Ever since RH 6.0, I've been having a lot of problems with crashing kernels. I've upgraded the kernel-related packages to 2.2.5-22 and the XFree86 packages to 3.3.5-1.6.0. Usually, the crash is either associated with opening lots of windows (swapping problem, bug 4224), netscape (X font server, bug 4187) or just simply leaving the computer running for several days. Usually, the crash occurs when I shut down the X-server, log out (as an ordinary user in run level 5) or changing to run level 1. There is so much diagnostic and the computer hangs, requiring a hard reboot. (Occasionally, as a result, some packages get corrupted and I have to reinstall them.) A few days ago, the diagnostic was short enough to fit on the screen, so I was able to transcribe them before rebooting. Here goes: Output left on the last screen before the computer hung. ... INIT: Sending processes the TERM signal Shutting down X Font Server: [OK] Stopping gpm [OK] Unable to handle kernel paging request at virtual addresses d10ea7d8 current->tss.cr3 = 00872000, %cr3=00872000 *pde = 00000000 Oops: 0000 CPU: 0 EIP: 0010:[<c01307ae>] EFLAGS: 00010212 eax: d10ea770 ebx: 000008ae ecx: c022fd68 edx: d10ea770 esi: c3d9c200 edi: 000008ae ebp: c3d9c200 esp: c335df14 ds: 0018 es: 0018 ss: 0018 Process rc (pid:2932, process nr:45, stackpage=c335d000) stack: c0130a0d c3d9c200 000008ae c022fd68 000008ae c2041360 c2595540 c259558c c013d414 c3d9c200 000008ae c2041360 c2595540 c335df88 c26dc4b0 c012b05a c2595540 c2041360 c335df88 00000000 c243e016 00000001 c012b222 c3f5c280 Call Trace: [<c0130a0d>][<c013d414>][<c012b05a>][<c012b222>][<c012b314>][<c0129422>][<c01095a8>] Code: 39 70 68 75 0d 39 58 18 75 08 ff 40 1c eb 0b 8d 76 00 8b 12 INIT: no more processes left in this runlevel At this point, the computer hung. At other times, diagnostics claims a kernel panic. Yet other times, there is no diagnostic at all--it just hangs. I realize that this is not very specific information. Let me know how to get more better information on the crash.

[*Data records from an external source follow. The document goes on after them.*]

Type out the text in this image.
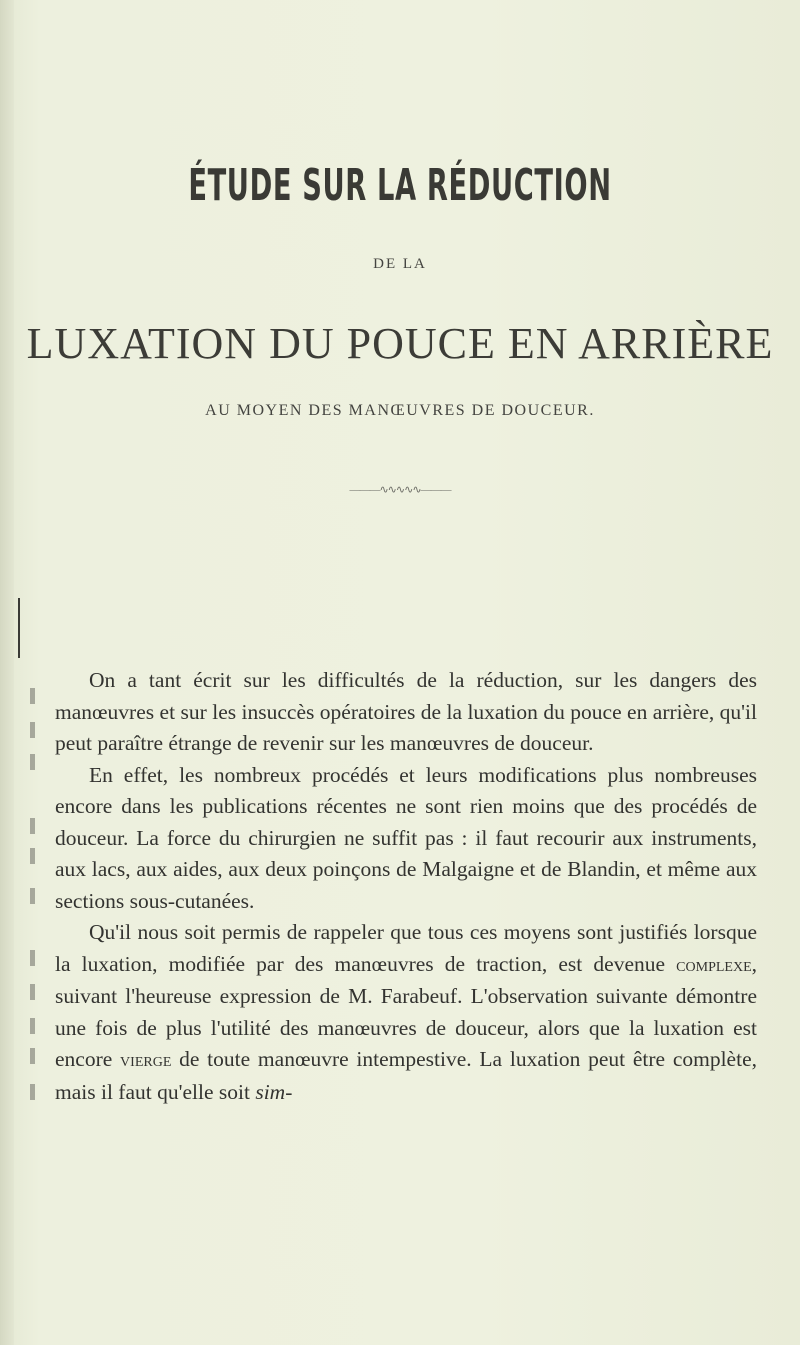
ÉTUDE SUR LA RÉDUCTION
DE LA
LUXATION DU POUCE EN ARRIÈRE
AU MOYEN DES MANŒUVRES DE DOUCEUR.
———∿∿∿∿∿———

On a tant écrit sur les difficultés de la réduction, sur les dangers des manœuvres et sur les insuccès opératoires de la luxation du pouce en arrière, qu'il peut paraître étrange de revenir sur les manœuvres de douceur.

En effet, les nombreux procédés et leurs modifications plus nombreuses encore dans les publications récentes ne sont rien moins que des procédés de douceur. La force du chirurgien ne suffit pas : il faut recourir aux instruments, aux lacs, aux aides, aux deux poinçons de Malgaigne et de Blandin, et même aux sections sous-cutanées.

Qu'il nous soit permis de rappeler que tous ces moyens sont justifiés lorsque la luxation, modifiée par des manœuvres de traction, est devenue complexe, suivant l'heureuse expression de M. Farabeuf. L'observation suivante démontre une fois de plus l'utilité des manœuvres de douceur, alors que la luxation est encore vierge de toute manœuvre intempestive. La luxation peut être complète, mais il faut qu'elle soit sim-
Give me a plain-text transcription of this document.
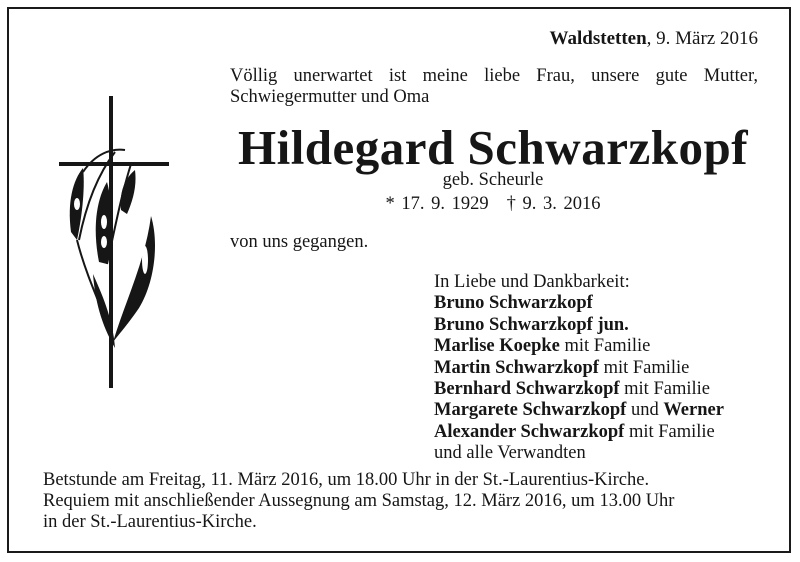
Waldstetten, 9. März 2016
Völlig unerwartet ist meine liebe Frau, unsere gute Mutter,
Schwiegermutter und Oma
Hildegard Schwarzkopf
geb. Scheurle
* 17. 9. 1929 † 9. 3. 2016
von uns gegangen.
In Liebe und Dankbarkeit:
Bruno Schwarzkopf
Bruno Schwarzkopf jun.
Marlise Koepke mit Familie
Martin Schwarzkopf mit Familie
Bernhard Schwarzkopf mit Familie
Margarete Schwarzkopf und Werner
Alexander Schwarzkopf mit Familie
und alle Verwandten
Betstunde am Freitag, 11. März 2016, um 18.00 Uhr in der St.-Laurentius-Kirche.
Requiem mit anschließender Aussegnung am Samstag, 12. März 2016, um 13.00 Uhr
in der St.-Laurentius-Kirche.
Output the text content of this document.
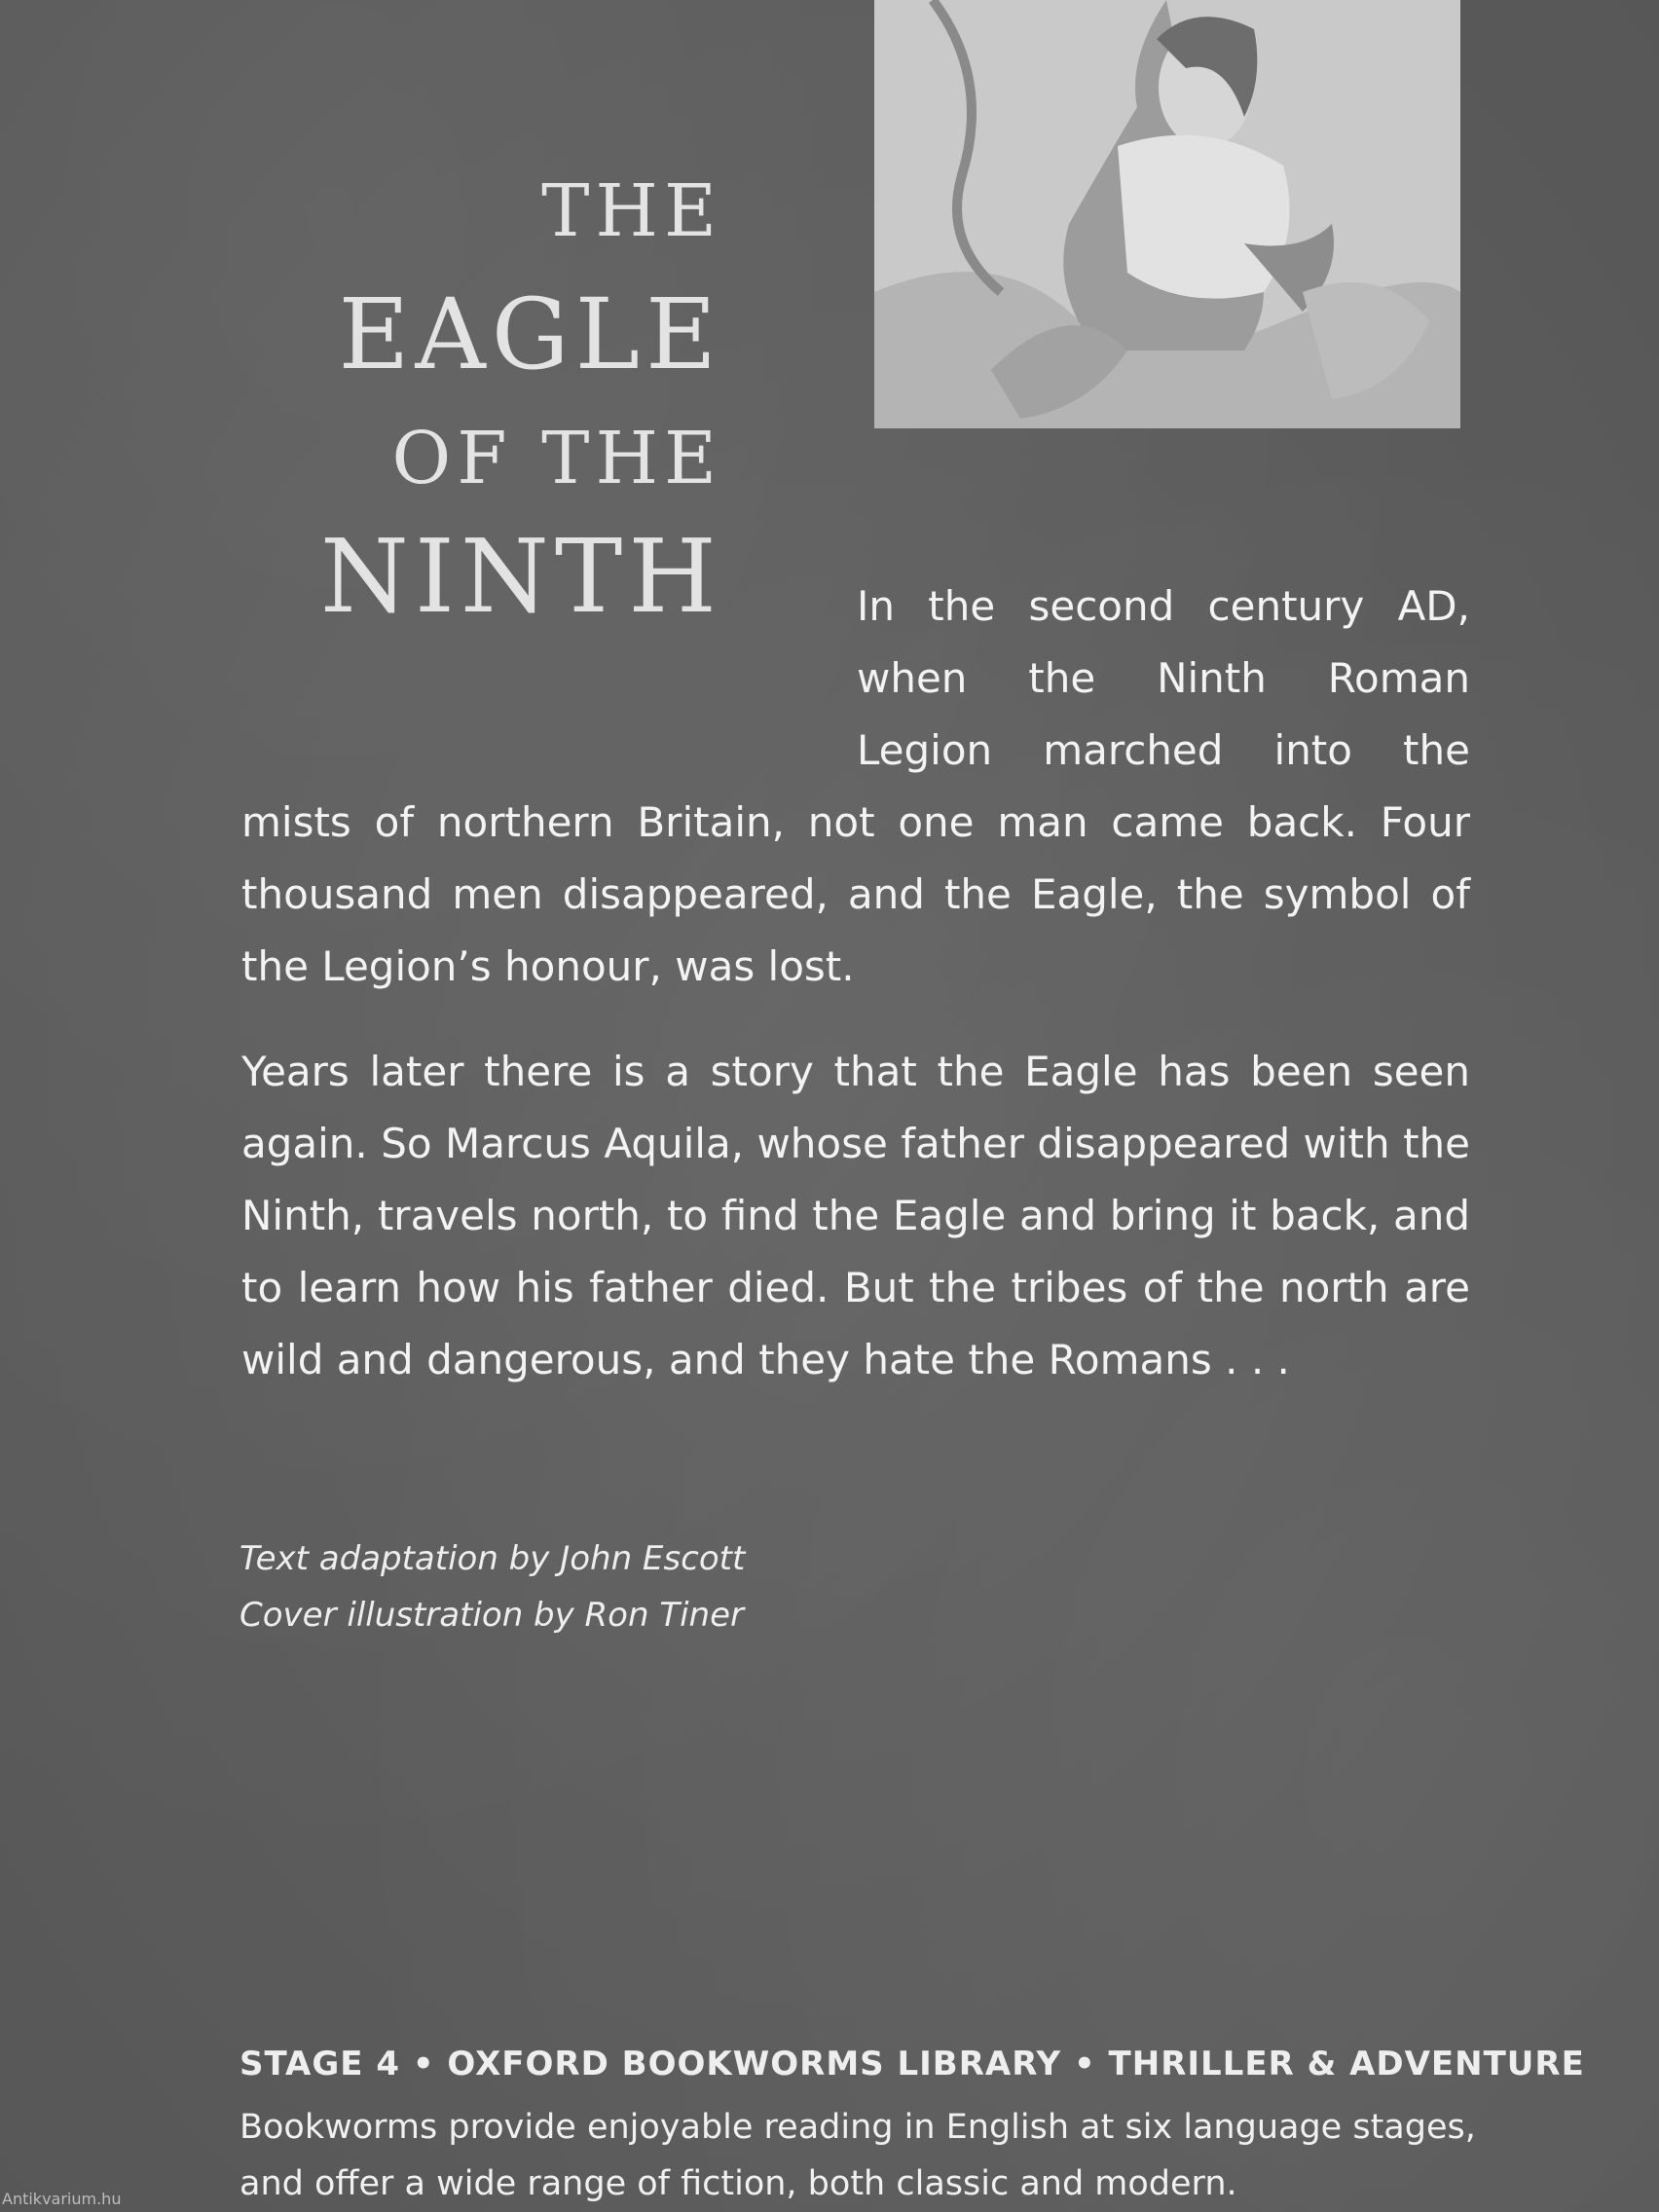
THE
EAGLE
OF THE
NINTH	In the second century AD, when the Ninth Roman Legion marched into the mists of northern Britain, not one man came back. Four thousand men disappeared, and the Eagle, the symbol of the Legion’s honour, was lost.

Years later there is a story that the Eagle has been seen again. So Marcus Aquila, whose father disappeared with the Ninth, travels north, to find the Eagle and bring it back, and to learn how his father died. But the tribes of the north are wild and dangerous, and they hate the Romans . . .

Text adaptation by John Escott
Cover illustration by Ron Tiner

STAGE 4 • OXFORD BOOKWORMS LIBRARY • THRILLER & ADVENTURE

Bookworms provide enjoyable reading in English at six language stages, and offer a wide range of fiction, both classic and modern.

Antikvarium.hu
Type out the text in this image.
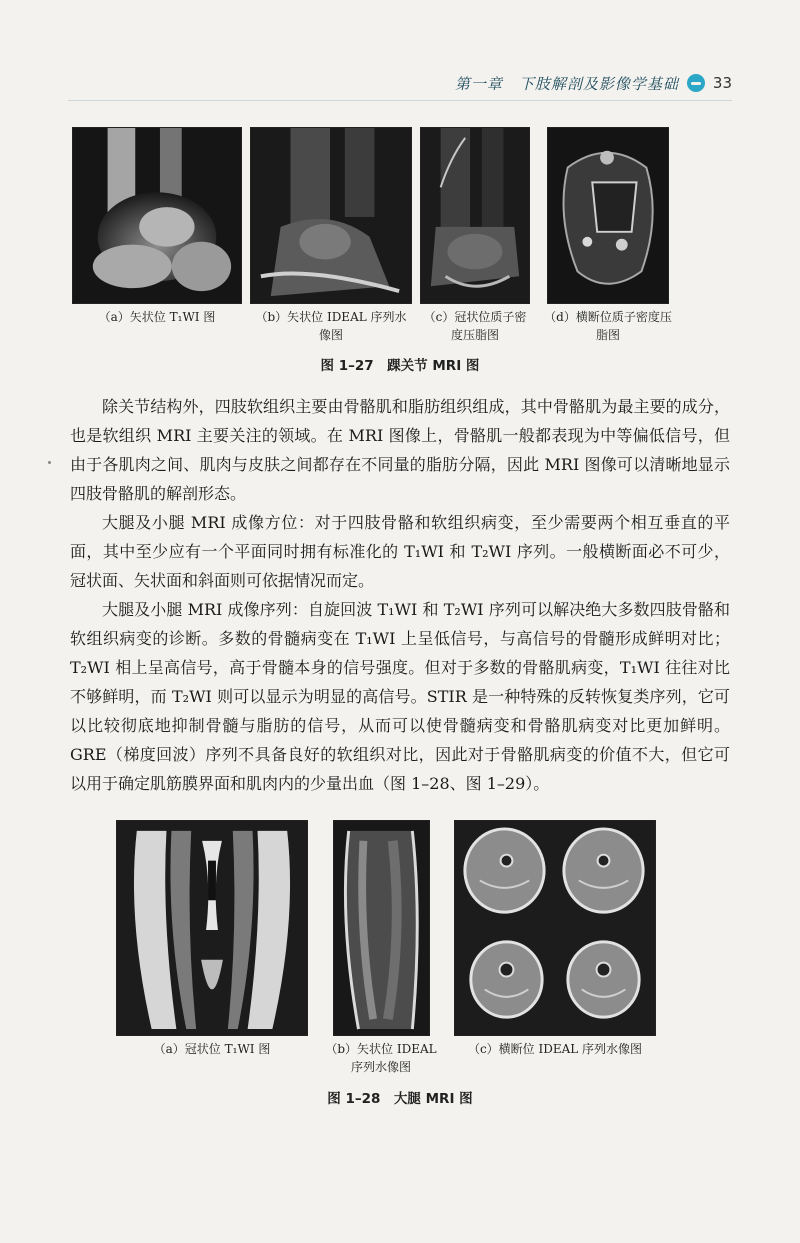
第一章　下肢解剖及影像学基础 33
（a）矢状位 T₁WI 图	（b）矢状位 IDEAL 序列水
像图
（c）冠状位质子密
度压脂图
（d）横断位质子密度压
脂图
图 1–27　踝关节 MRI 图
除关节结构外，四肢软组织主要由骨骼肌和脂肪组织组成，其中骨骼肌为最主要的成分，也是软组织 MRI 主要关注的领域。在 MRI 图像上，骨骼肌一般都表现为中等偏低信号，但由于各肌肉之间、肌肉与皮肤之间都存在不同量的脂肪分隔，因此 MRI 图像可以清晰地显示四肢骨骼肌的解剖形态。
大腿及小腿 MRI 成像方位：对于四肢骨骼和软组织病变，至少需要两个相互垂直的平面，其中至少应有一个平面同时拥有标准化的 T₁WI 和 T₂WI 序列。一般横断面必不可少，冠状面、矢状面和斜面则可依据情况而定。
大腿及小腿 MRI 成像序列：自旋回波 T₁WI 和 T₂WI 序列可以解决绝大多数四肢骨骼和软组织病变的诊断。多数的骨髓病变在 T₁WI 上呈低信号，与高信号的骨髓形成鲜明对比；T₂WI 相上呈高信号，高于骨髓本身的信号强度。但对于多数的骨骼肌病变，T₁WI 往往对比不够鲜明，而 T₂WI 则可以显示为明显的高信号。STIR 是一种特殊的反转恢复类序列，它可以比较彻底地抑制骨髓与脂肪的信号，从而可以使骨髓病变和骨骼肌病变对比更加鲜明。GRE（梯度回波）序列不具备良好的软组织对比，因此对于骨骼肌病变的价值不大，但它可以用于确定肌筋膜界面和肌肉内的少量出血（图 1–28、图 1–29）。
（a）冠状位 T₁WI 图	（b）矢状位 IDEAL
序列水像图
（c）横断位 IDEAL 序列水像图
图 1–28　大腿 MRI 图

One thing you can do is run the oops through the 'ksymoops' program (it's included in the kernel source in /usr/src/linux/scripts/ksymoops). This will show exactly where the kernel dies at.
assigned to dledford
Please download and install the 2.2.12-20 kernel from the Red Hat Linux 6.1 distribution and see if the problem continues. Report that back here. Until we know if the problem still happens this bug report will be on hold. ------- Additional Comments From 10/11/99 09:04 ------- Where is the Oops file located?
I've updated to kernel 2.2.12-20--The problem still exists.
The problem description you've given so far sounds largely like a hardware corruption issue. We have a standard test we run on systems to see if there are hardware problems. That test requires about 100MBytes of free disk space, one of the linux-2.2.x.tar.gz kernel source tar balls, and the following script: #!/bin/sh rm -fr linux linux.save tar xzf linux-2.2.0.tar.gz mv linux linux.save i=0 while [ "$i" -lt "10" ]; do tar xzf linux-2.2.0.tar.gz diff -U 3 -rN linux.save linux rm -rf linux i=`expr $i + 1` done rm -fr linux.save _______End of Script______ If you run that script and it generates any output on your computer screen at all, then you most likely have hardware corruption. I realize this isn't something one would expect to show up just by upgrading the OS, but keep in mind that with each version of our product that we release, the kernel typically just keeps getting faster and faster, and the later kernels can cause problems to show up on systems that were just barely eeking by before.
I got output from running the script, so it must be hardware.